Uns war schon früh klar, dass China für die Welt wichtig werden wird. Das Land ist sehr groß und es gibt eine viele tausend Jahre alte Kultur. Die Menschen in China leben sehr gelassen, so kam es mir vor. Ich bin bis heute neugierig, das alles kennenzulernen. Dazu kommt noch, dass ich mich generell sehr für fremde Kulturen interessiere und besonders für die asiatische Kultur.

Frage: Wer sind die Mitglieder der Freundschaftsgesellschaft? Woher kommt diese Tradition der deutsch-chinesischen Gesellschaften, die es mit anderen Ländern so ja nicht gibt?

Kurz: Die ersten Freundschaftsgesellschaften in Deutschland wurden in den 70er Jahren gegründet. Damals waren sie noch stark am Maoismus orientiert. Eine Zäsur war dann das Jahr 1989. Obwohl einige Freundschaftsgesellschaften nicht mehr weiter machen wollten, meinten andere, wir müssen mit China im Dialog bleiben und den Kontakt wieder herstellen. Heute sieht man, wie offen das Land geworden ist. Inzwischen haben in Deutschland viele Menschen Kontakt mit Chinesen und reisen oft nach China. Umgekehrt ist es genauso.

Felix Kurz besuchte Zhang Yimou vor Olympischen Spiele, Februar 2008.

Die Mitglieder der Freundschaftsgesellschaft kommen aus ganz verschiedenen Bereichen, dazu gehören zum Beispiel Unternehmer, Wissenschaftler, Bürgermeister, Beamte, Politiker, Studenten, Journalisten und einige mehr. Was uns alle zusammen gebracht hat, ist das Interesse an China. Uns liegt besonders viel daran, dass die Kontakte zu China auf allen Ebenen ausgebaut werden. Dazu gehört auch, dass über China mehr, vor allem aber objektiv und nicht etwa verzerrt berichtet wird. Dazu kann die Freundschaftsgesellschaft viel beitragen. Besonders für junge Menschen ist es wichtig, die Menschen in China und die chinesische Kultur kennenzulernen, zu verstehen und zu respektieren.

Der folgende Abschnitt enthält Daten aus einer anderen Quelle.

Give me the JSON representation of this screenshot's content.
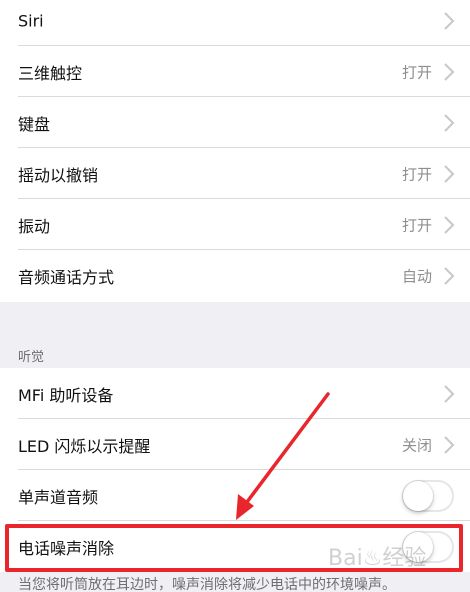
{
  "rows_top": [
    {
      "label": "Siri",
      "value": "",
      "control": "chevron"
    },
    {
      "label": "三维触控",
      "value": "打开",
      "control": "chevron"
    },
    {
      "label": "键盘",
      "value": "",
      "control": "chevron"
    },
    {
      "label": "摇动以撤销",
      "value": "打开",
      "control": "chevron"
    },
    {
      "label": "振动",
      "value": "打开",
      "control": "chevron"
    },
    {
      "label": "音频通话方式",
      "value": "自动",
      "control": "chevron"
    }
  ],
  "section_header": "听觉",
  "rows_hearing": [
    {
      "label": "MFi 助听设备",
      "value": "",
      "control": "chevron"
    },
    {
      "label": "LED 闪烁以示提醒",
      "value": "关闭",
      "control": "chevron"
    },
    {
      "label": "单声道音频",
      "value": "",
      "control": "toggle",
      "toggle_on": false
    },
    {
      "label": "电话噪声消除",
      "value": "",
      "control": "toggle",
      "toggle_on": false
    }
  ],
  "footer_text": "当您将听筒放在耳边时，噪声消除将减少电话中的环境噪声。",
  "annotation": {
    "color": "#e8262b"
  }
}
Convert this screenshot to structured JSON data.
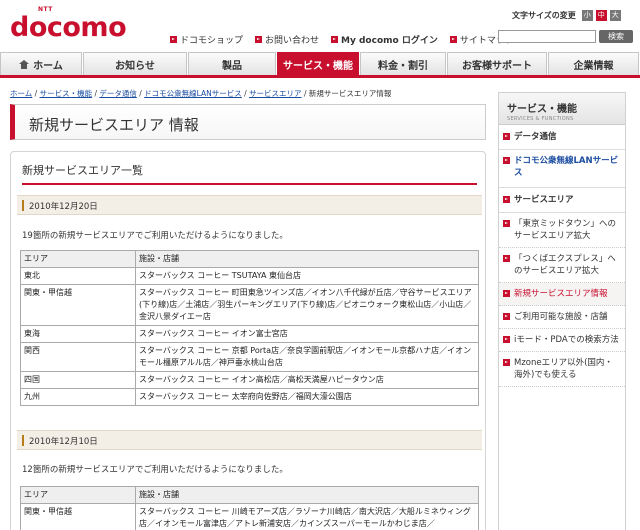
{
  "header": {
    "logo_ntt": "NTT",
    "logo_name": "docomo",
    "font_size_label": "文字サイズの変更",
    "font_sizes": [
      "小",
      "中",
      "大"
    ],
    "top_links": [
      "ドコモショップ",
      "お問い合わせ",
      "My docomo ログイン",
      "サイトマップ"
    ],
    "search_placeholder": "",
    "search_button": "検索"
  },
  "nav": {
    "tabs": [
      {
        "label": "ホーム"
      },
      {
        "label": "お知らせ"
      },
      {
        "label": "製品"
      },
      {
        "label": "サービス・機能"
      },
      {
        "label": "料金・割引"
      },
      {
        "label": "お客様サポート"
      },
      {
        "label": "企業情報"
      }
    ]
  },
  "breadcrumb": {
    "items": [
      "ホーム",
      "サービス・機能",
      "データ通信",
      "ドコモ公衆無線LANサービス",
      "サービスエリア"
    ],
    "current": "新規サービスエリア情報"
  },
  "page_title": "新規サービスエリア 情報",
  "section_title": "新規サービスエリア一覧",
  "entries": [
    {
      "date": "2010年12月20日",
      "intro": "19箇所の新規サービスエリアでご利用いただけるようになりました。",
      "header": [
        "エリア",
        "施設・店舗"
      ],
      "rows": [
        [
          "東北",
          "スターバックス コーヒー TSUTAYA 東仙台店"
        ],
        [
          "関東・甲信越",
          "スターバックス コーヒー 町田東急ツインズ店／イオン八千代緑が丘店／守谷サービスエリア(下り線)店／土浦店／羽生パーキングエリア(下り線)店／ピオニウォーク東松山店／小山店／金沢八景ダイエー店"
        ],
        [
          "東海",
          "スターバックス コーヒー イオン富士宮店"
        ],
        [
          "関西",
          "スターバックス コーヒー 京都 Porta店／奈良学園前駅店／イオンモール京都ハナ店／イオンモール橿原アルル店／神戸垂水桃山台店"
        ],
        [
          "四国",
          "スターバックス コーヒー イオン高松店／高松天満屋ハピータウン店"
        ],
        [
          "九州",
          "スターバックス コーヒー 太宰府向佐野店／福岡大濠公園店"
        ]
      ]
    },
    {
      "date": "2010年12月10日",
      "intro": "12箇所の新規サービスエリアでご利用いただけるようになりました。",
      "header": [
        "エリア",
        "施設・店舗"
      ],
      "rows": [
        [
          "関東・甲信越",
          "スターバックス コーヒー 川崎モアーズ店／ラゾーナ川崎店／南大沢店／大船ルミネウィング店／イオンモール富津店／アトレ新浦安店／カインズスーパーモールかわじま店／"
        ]
      ]
    }
  ],
  "sidebar": {
    "title": "サービス・機能",
    "subtitle": "SERVICES & FUNCTIONS",
    "sec_data": "データ通信",
    "sec_wlan": "ドコモ公衆無線LANサービス",
    "sec_area": "サービスエリア",
    "items": [
      "「東京ミッドタウン」へのサービスエリア拡大",
      "「つくばエクスプレス」へのサービスエリア拡大",
      "新規サービスエリア情報",
      "ご利用可能な施設・店舗",
      "iモード・PDAでの検索方法",
      "Mzoneエリア以外(国内・海外)でも使える"
    ]
  },
  "colors": {
    "brand_red": "#c8102e",
    "link_blue": "#1a4ca0"
  }
}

Frage: Wie würden Sie das Wissen der Deutschen über China einstufen? Beschäftigen die Deutschen sich genug mit China?

Kurz: Wir wissen über China noch viel zu wenig. Ich bin der Meinung, dass China im Schulunterricht ein Schwerpunkt sein muss. Und zwar an jeder Schule. Denn was wir heute in den Medien über China lesen können, ist natürlich stark gefiltert. Und manchmal wird dabei ein Bild von China gezeichnet, dass mit der Wahrheit nicht viel zu tun hat. Ich persönlich habe zusätzlich den Vorteil, dass mein Bruder seit 15 Jahren in Shanghai lebt. Aber auch über die Freundschaftsgesellschaft erfahre ich, dass in China ganz andere und wichtigere Dinge passieren als die, die wir in der Zeitung lesen. Chinesen hingegen wissen vergleichsweise viel mehr über Deutschland. Viele kennen zum Beispiel deutsche Künstler, Wissenschaftler und Musiker. Wir Deutschen jedoch kennen keine oder bestenfalls eine Handvoll chinesischer Persönlichkeiten aus diesen Bereichen.

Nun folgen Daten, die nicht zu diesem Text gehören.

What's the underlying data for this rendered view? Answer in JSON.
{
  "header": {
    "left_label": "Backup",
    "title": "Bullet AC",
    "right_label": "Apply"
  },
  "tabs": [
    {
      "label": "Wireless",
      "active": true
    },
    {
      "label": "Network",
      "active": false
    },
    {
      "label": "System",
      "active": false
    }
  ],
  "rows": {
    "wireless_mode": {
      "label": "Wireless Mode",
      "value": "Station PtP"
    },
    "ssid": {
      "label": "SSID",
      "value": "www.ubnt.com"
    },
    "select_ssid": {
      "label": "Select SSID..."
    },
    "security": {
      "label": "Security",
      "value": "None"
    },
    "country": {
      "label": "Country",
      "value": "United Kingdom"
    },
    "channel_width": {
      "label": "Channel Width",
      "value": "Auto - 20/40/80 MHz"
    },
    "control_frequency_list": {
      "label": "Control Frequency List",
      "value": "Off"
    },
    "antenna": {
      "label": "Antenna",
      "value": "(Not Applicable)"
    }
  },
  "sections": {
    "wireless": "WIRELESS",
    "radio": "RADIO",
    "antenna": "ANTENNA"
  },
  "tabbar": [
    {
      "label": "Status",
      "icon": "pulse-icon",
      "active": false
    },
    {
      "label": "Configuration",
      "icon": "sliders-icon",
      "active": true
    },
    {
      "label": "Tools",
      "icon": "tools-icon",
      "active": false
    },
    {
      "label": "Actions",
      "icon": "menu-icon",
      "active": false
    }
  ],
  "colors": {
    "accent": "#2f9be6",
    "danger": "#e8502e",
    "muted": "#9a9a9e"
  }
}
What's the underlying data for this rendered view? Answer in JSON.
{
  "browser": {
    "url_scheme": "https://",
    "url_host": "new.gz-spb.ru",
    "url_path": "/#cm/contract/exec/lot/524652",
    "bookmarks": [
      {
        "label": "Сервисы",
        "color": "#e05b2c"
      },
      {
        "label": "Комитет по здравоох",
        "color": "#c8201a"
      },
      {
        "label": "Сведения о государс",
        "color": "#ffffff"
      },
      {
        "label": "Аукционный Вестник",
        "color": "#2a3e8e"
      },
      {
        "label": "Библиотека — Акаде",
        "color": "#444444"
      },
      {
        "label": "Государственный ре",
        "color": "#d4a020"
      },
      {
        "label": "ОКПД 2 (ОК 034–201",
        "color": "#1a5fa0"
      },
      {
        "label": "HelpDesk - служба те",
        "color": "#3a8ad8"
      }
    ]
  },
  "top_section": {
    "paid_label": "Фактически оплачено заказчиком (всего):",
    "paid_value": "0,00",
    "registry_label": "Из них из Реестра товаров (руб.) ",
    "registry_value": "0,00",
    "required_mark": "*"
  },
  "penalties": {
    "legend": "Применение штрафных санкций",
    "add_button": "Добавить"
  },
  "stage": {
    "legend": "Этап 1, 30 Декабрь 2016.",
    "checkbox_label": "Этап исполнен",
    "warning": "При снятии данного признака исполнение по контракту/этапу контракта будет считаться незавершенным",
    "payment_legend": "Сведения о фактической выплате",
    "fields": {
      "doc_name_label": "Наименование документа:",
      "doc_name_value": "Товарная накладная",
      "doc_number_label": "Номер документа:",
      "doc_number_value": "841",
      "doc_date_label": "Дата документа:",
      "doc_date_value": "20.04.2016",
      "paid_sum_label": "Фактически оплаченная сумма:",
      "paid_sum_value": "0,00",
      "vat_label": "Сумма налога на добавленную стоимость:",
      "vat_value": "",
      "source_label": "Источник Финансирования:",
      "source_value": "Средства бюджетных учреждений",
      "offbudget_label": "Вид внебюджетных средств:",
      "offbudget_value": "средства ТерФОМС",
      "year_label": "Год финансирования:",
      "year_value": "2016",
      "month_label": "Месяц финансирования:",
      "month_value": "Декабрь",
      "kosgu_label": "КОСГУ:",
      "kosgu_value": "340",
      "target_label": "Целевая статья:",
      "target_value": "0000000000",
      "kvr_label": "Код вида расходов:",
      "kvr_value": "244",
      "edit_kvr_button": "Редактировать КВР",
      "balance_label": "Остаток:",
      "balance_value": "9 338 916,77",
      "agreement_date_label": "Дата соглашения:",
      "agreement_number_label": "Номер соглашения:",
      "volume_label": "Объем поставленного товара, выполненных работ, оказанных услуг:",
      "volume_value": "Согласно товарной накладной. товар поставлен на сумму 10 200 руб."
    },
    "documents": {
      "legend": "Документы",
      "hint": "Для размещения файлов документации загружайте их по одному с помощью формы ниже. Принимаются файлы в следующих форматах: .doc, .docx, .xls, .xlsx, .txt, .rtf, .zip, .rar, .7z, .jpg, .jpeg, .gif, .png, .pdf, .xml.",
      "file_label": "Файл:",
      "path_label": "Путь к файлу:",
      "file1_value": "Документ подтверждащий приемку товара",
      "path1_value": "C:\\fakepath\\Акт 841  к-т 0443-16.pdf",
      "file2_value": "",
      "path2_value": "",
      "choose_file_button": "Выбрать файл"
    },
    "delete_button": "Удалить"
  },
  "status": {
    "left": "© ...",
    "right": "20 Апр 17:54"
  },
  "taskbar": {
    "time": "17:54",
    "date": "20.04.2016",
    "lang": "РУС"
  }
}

Frage: Sie sind ja in den deutsch-chinesischen Gesellschaften für den Bereich Sport zuständig. Was reizt Sie daran? Was kann der Sport leisten im deutsch-chinesischen Verhältnis?

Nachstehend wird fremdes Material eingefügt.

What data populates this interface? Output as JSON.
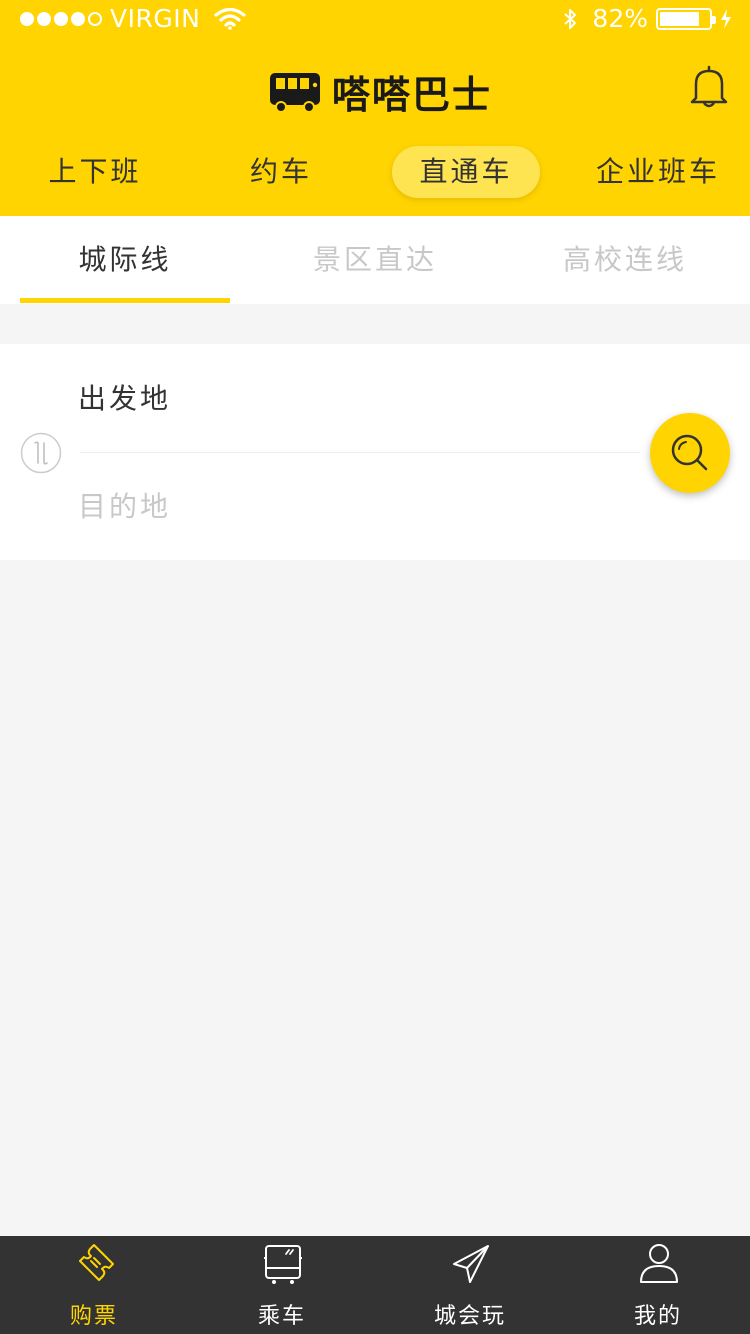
{
  "status_bar": {
    "carrier": "VIRGIN",
    "battery_percent": "82%",
    "battery_level": 0.82
  },
  "header": {
    "title": "嗒嗒巴士",
    "logo_icon": "bus-logo-icon",
    "notification_icon": "bell-icon"
  },
  "category_tabs": [
    {
      "label": "上下班",
      "active": false
    },
    {
      "label": "约车",
      "active": false
    },
    {
      "label": "直通车",
      "active": true
    },
    {
      "label": "企业班车",
      "active": false
    }
  ],
  "route_tabs": [
    {
      "label": "城际线",
      "active": true
    },
    {
      "label": "景区直达",
      "active": false
    },
    {
      "label": "高校连线",
      "active": false
    }
  ],
  "search": {
    "from_label": "出发地",
    "to_placeholder": "目的地",
    "swap_icon": "swap-arrows-icon",
    "search_icon": "search-icon"
  },
  "bottom_nav": [
    {
      "label": "购票",
      "icon": "ticket-icon",
      "active": true
    },
    {
      "label": "乘车",
      "icon": "bus-icon",
      "active": false
    },
    {
      "label": "城会玩",
      "icon": "paper-plane-icon",
      "active": false
    },
    {
      "label": "我的",
      "icon": "user-icon",
      "active": false
    }
  ],
  "colors": {
    "brand_yellow": "#ffd400",
    "active_tab_bg": "#ffe452",
    "nav_bg": "#333333",
    "text_dark": "#333333",
    "text_muted": "#c8c8c8",
    "page_bg": "#f5f5f5"
  }
}
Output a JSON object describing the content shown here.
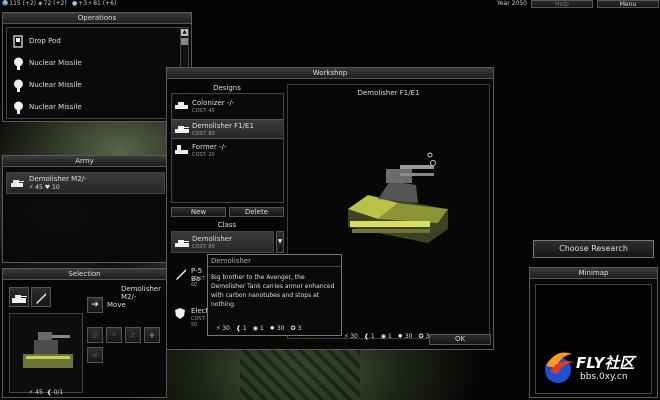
{
  "topbar": {
    "resources": [
      {
        "icon": "people-icon",
        "glyph": "☻",
        "value": "115 (+2)"
      },
      {
        "icon": "metal-icon",
        "glyph": "◈",
        "value": "72 (+2)"
      },
      {
        "icon": "energy-icon",
        "glyph": "●",
        "value": "+3"
      },
      {
        "icon": "power-icon",
        "glyph": "⚡",
        "value": "81 (+6)"
      }
    ],
    "year": "Year 2050",
    "help_label": "Help",
    "menu_label": "Menu"
  },
  "operations": {
    "title": "Operations",
    "items": [
      {
        "label": "Drop Pod",
        "icon": "drop-pod-icon"
      },
      {
        "label": "Nuclear Missile",
        "icon": "nuclear-icon"
      },
      {
        "label": "Nuclear Missile",
        "icon": "nuclear-icon"
      },
      {
        "label": "Nuclear Missile",
        "icon": "nuclear-icon"
      }
    ]
  },
  "army": {
    "title": "Army",
    "unit": {
      "name": "Demolisher M2/-",
      "speed": "45",
      "health": "10"
    }
  },
  "selection": {
    "title": "Selection",
    "unit_name": "Demolisher M2/-",
    "action_label": "Move",
    "speed": "45",
    "count": "0/1"
  },
  "workshop": {
    "title": "Workshop",
    "designs_title": "Designs",
    "designs": [
      {
        "name": "Colonizer -/-",
        "cost": "COST: 45"
      },
      {
        "name": "Demolisher F1/E1",
        "cost": "COST: 80"
      },
      {
        "name": "Former -/-",
        "cost": "COST: 20"
      }
    ],
    "new_label": "New",
    "delete_label": "Delete",
    "class_title": "Class",
    "class_selected": "Demolisher",
    "class_cost": "COST: 80",
    "weapon_name": "P-5 Ba",
    "weapon_cost": "COST: 60",
    "armor_name": "Electr",
    "armor_sub": "- Heavy",
    "armor_cost": "COST: 50",
    "preview_title": "Demolisher F1/E1",
    "ok_label": "OK",
    "stats": [
      {
        "icon": "attack-icon",
        "glyph": "⚡",
        "value": "30"
      },
      {
        "icon": "speed-icon",
        "glyph": "❰",
        "value": "1"
      },
      {
        "icon": "sight-icon",
        "glyph": "◉",
        "value": "1"
      },
      {
        "icon": "armor-icon",
        "glyph": "✹",
        "value": "30"
      },
      {
        "icon": "cost-icon",
        "glyph": "✪",
        "value": "3"
      }
    ]
  },
  "tooltip": {
    "title": "Demolisher",
    "text": "Big brother to the Avenger, the Demolisher Tank carries armor enhanced with carbon nanotubes and stops at nothing.",
    "stats": [
      {
        "icon": "attack-icon",
        "glyph": "⚡",
        "value": "30"
      },
      {
        "icon": "speed-icon",
        "glyph": "❰",
        "value": "1"
      },
      {
        "icon": "sight-icon",
        "glyph": "◉",
        "value": "1"
      },
      {
        "icon": "armor-icon",
        "glyph": "✹",
        "value": "30"
      },
      {
        "icon": "cost-icon",
        "glyph": "✪",
        "value": "3"
      }
    ]
  },
  "research": {
    "button_label": "Choose Research"
  },
  "minimap": {
    "title": "Minimap"
  },
  "watermark": {
    "brand": "FLY社区",
    "url": "bbs.0xy.cn"
  }
}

Kurz: Ich finde, der Sport, und übrigens auch die Musik, bieten beste Möglichkeiten, Menschen über einen unkomplizierten Weg zusammen zu bringen. Deshalb haben wir schon 2012 das Deutsch-Chinesische Jugend-Fußballturnier entwickelt. Fußball ist eine Weltsprache, über sie kommen die Jugendlichen zusammen. Wir laden chinesische Jugendliche alle zwei Jahre nach Deutschland zu einem Fußballturnier ein. Während ihres rund acht- bis zehntägigen Aufenthalts in Deutschland erleben sie ein vielfältiges Kulturprogramm. Sie treffen gleichaltrige Deutsche, arbeiten an gemeinsamen Projekten und natürlich feiern sie auch zusammen. Dabei entstehen sich sehr viele Freundschaften. Nur ein Beispiel: Eine Schule im nordchinesischen Shenyang hat eine intensive Partnerschaft mit einer deutschen Schule aufgebaut – beide haben sich beim Fußballturnier kennengelernt.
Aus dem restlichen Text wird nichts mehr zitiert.